Corrections to Diffusion in Interacting Quantum Systems

The approach to equilibrium in interacting classical and quantum systems is a challenging problem of both theoretical and experimental interest. One useful organizing principle characterizing equilibration is the dissipative universality class, the most prevalent one being diffusion. In this paper, we use the effective field theory (EFT) of diffusion to systematically obtain universal power-law corrections to diffusion. We then employ large-scale simulations of classical and quantum systems to explore their validity. In particular, we find universal scaling functions for the corrections to the dynamical structure factor (n(x; t)n), in the presence of a single U(1) or SU(2) charge in systems with and without particle-hole symmetry, and present the framework to generalize the calculation to multiple charges.
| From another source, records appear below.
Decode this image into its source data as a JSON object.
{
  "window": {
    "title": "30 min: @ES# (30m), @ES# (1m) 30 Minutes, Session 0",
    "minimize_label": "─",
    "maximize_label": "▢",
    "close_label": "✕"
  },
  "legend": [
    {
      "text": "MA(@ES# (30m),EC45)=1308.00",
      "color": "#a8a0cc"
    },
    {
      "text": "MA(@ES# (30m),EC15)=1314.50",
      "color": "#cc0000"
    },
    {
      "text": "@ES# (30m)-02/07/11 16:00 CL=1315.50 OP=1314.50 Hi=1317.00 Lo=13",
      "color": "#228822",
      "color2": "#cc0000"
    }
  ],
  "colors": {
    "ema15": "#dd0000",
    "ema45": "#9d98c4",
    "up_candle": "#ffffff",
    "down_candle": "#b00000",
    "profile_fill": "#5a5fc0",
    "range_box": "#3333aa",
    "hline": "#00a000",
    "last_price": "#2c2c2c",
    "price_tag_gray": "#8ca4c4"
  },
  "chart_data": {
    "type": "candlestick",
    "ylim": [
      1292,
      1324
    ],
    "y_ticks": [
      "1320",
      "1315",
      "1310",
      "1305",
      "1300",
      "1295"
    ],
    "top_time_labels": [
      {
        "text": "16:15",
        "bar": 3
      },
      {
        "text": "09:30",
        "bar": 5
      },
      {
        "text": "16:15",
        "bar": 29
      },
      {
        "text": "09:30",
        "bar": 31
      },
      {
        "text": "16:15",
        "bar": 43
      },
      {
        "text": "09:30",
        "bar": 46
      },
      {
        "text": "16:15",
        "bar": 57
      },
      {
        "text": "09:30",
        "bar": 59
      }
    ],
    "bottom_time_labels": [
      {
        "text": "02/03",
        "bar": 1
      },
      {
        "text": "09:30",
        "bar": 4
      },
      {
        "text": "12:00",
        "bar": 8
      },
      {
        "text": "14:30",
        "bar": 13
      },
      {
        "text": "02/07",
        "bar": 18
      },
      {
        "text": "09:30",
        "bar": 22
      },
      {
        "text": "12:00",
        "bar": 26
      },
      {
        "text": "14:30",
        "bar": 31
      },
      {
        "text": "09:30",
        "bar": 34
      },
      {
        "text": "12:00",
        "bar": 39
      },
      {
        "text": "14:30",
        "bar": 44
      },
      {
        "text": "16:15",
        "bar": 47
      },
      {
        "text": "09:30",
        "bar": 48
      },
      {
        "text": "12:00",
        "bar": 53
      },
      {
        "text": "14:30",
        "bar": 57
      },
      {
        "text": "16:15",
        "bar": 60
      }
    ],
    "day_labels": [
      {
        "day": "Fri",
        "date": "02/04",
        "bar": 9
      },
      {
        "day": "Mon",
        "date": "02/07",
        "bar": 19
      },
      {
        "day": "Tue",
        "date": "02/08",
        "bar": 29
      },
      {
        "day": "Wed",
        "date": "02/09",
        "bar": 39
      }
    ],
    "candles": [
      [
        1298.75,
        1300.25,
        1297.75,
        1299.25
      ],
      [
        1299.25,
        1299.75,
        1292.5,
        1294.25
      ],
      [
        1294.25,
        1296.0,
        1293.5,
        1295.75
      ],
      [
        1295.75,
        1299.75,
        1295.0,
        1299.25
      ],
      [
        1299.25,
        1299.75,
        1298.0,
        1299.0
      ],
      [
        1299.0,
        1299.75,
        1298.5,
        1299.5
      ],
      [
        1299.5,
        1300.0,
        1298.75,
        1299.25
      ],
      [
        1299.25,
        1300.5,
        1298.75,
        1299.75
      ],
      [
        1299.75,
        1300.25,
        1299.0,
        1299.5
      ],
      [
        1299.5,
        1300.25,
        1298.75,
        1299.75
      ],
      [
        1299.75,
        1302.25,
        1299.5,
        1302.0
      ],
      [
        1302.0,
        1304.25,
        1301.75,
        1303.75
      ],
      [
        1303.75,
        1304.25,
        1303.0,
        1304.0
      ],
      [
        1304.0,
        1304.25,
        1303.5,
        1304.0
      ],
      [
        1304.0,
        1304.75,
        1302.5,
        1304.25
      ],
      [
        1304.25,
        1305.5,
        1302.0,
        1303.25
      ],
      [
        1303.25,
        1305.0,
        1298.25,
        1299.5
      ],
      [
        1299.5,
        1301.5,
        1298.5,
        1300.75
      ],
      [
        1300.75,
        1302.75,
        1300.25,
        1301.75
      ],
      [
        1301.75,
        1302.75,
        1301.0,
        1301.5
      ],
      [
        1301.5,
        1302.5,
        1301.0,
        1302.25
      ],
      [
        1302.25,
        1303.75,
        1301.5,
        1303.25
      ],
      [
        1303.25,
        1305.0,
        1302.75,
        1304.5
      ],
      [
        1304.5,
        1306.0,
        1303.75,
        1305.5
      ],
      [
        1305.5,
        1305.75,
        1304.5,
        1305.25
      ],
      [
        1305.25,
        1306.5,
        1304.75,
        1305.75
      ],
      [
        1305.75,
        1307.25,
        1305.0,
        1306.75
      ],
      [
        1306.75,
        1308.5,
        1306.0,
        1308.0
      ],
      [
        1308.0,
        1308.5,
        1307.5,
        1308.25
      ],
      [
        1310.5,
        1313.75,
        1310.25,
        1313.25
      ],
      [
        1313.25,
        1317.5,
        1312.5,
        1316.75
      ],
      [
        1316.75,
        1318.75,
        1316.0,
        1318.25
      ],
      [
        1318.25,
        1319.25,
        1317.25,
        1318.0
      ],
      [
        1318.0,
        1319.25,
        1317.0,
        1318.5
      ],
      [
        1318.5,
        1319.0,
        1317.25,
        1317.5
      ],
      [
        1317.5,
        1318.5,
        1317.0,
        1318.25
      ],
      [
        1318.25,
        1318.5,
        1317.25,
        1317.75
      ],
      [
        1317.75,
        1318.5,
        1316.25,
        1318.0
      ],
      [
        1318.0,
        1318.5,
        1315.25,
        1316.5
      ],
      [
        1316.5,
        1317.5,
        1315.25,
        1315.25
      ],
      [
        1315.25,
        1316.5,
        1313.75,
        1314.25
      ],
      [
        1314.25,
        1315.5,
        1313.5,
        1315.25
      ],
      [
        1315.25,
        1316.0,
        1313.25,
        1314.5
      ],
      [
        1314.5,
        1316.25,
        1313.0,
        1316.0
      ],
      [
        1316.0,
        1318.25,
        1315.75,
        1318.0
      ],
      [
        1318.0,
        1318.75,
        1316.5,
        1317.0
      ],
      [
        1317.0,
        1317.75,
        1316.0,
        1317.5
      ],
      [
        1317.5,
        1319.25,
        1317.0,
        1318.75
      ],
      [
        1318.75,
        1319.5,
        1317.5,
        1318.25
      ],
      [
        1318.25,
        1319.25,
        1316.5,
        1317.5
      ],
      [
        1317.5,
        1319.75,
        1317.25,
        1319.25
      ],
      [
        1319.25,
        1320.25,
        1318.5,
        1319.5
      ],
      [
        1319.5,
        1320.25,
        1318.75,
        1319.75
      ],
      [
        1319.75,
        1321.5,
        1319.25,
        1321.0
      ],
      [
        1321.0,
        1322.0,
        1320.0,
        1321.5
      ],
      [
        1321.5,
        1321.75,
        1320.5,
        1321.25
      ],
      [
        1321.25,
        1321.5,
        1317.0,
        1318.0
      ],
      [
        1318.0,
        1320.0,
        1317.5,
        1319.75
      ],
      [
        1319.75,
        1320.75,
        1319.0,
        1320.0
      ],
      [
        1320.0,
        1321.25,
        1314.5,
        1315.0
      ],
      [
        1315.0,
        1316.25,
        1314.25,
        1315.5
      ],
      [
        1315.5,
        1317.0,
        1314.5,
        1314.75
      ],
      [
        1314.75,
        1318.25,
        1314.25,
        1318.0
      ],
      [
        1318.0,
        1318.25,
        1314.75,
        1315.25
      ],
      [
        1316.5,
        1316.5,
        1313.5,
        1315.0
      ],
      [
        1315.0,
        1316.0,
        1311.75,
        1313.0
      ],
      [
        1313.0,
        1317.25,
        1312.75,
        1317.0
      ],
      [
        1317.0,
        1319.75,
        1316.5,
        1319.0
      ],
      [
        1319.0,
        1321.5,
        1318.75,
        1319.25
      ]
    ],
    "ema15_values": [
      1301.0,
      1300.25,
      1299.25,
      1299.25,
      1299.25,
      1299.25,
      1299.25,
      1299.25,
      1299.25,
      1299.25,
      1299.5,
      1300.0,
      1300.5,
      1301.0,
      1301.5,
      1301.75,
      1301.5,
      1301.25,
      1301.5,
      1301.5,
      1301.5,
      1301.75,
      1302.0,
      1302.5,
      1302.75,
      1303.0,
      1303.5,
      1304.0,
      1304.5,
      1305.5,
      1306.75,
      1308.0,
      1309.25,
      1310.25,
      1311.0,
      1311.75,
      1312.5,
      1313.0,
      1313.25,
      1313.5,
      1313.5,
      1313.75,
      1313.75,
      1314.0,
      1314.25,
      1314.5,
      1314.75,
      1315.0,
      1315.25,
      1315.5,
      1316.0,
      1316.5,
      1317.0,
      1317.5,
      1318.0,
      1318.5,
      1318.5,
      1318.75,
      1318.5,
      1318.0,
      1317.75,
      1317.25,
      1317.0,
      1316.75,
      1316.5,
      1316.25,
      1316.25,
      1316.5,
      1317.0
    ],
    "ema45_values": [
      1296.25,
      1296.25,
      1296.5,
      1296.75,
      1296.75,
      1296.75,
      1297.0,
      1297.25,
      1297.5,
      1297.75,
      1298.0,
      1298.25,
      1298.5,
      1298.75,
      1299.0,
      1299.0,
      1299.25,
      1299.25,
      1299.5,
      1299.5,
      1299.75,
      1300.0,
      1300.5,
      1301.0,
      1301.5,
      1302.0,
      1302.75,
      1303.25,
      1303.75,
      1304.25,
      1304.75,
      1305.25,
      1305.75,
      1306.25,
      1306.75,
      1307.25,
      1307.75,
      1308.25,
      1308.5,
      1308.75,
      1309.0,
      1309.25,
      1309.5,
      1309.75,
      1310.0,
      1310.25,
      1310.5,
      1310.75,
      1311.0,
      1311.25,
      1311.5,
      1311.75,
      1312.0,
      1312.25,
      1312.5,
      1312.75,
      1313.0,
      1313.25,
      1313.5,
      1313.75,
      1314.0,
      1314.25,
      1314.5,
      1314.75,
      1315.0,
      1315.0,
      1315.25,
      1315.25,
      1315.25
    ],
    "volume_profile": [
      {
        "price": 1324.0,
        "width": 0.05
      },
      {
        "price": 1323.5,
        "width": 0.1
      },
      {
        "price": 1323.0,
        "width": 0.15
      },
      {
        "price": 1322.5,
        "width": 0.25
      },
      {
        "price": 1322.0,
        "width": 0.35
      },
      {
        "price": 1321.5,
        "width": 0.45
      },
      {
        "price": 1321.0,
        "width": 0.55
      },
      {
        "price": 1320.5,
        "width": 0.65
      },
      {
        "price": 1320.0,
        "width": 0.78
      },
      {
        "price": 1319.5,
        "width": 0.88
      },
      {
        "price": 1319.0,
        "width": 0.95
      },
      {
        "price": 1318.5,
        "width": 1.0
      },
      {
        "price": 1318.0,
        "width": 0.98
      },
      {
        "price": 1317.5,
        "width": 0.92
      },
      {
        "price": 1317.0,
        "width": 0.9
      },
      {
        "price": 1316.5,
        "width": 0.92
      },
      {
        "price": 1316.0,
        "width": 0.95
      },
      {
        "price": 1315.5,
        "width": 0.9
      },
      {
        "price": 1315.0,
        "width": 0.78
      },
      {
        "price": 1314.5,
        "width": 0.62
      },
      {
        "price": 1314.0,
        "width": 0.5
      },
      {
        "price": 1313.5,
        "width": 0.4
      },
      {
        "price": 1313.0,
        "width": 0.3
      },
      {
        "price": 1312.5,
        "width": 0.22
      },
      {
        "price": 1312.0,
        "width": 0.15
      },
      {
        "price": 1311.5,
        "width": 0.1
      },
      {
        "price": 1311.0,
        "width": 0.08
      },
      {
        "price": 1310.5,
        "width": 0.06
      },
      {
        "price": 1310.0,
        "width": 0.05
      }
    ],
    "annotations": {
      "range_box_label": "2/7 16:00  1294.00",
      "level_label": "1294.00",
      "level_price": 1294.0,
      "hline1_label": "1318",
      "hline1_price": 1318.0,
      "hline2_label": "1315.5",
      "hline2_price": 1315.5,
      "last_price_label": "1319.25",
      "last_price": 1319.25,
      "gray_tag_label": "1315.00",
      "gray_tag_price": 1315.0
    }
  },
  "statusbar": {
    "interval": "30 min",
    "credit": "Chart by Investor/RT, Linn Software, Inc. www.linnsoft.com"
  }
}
Classical simulations show remarkable agreement with EFT predictions for subleading corrections, pushing precision tests of effective theories for thermalizing systems to an unprecedented level. Moving to quantum systems, we perform large-scale tensor-network simulations in unitary and noisy 1D Floquet systems with conserved magnetization. We find a qualitative agreement with EFT, which becomes quantitative in the case of noisy systems. Additionally, we show how the knowledge of EFT corrections allows for fitting methods, which can improve the estimation of transport parameters at the intermediate times accessible by simulations and experiments. Finally, we explore nonlinear response in quantum systems and find that EFT provides an accurate prediction for its behavior. Our results provide a basis for a better understanding of the nonlinear phenomena present in thermalizing systems.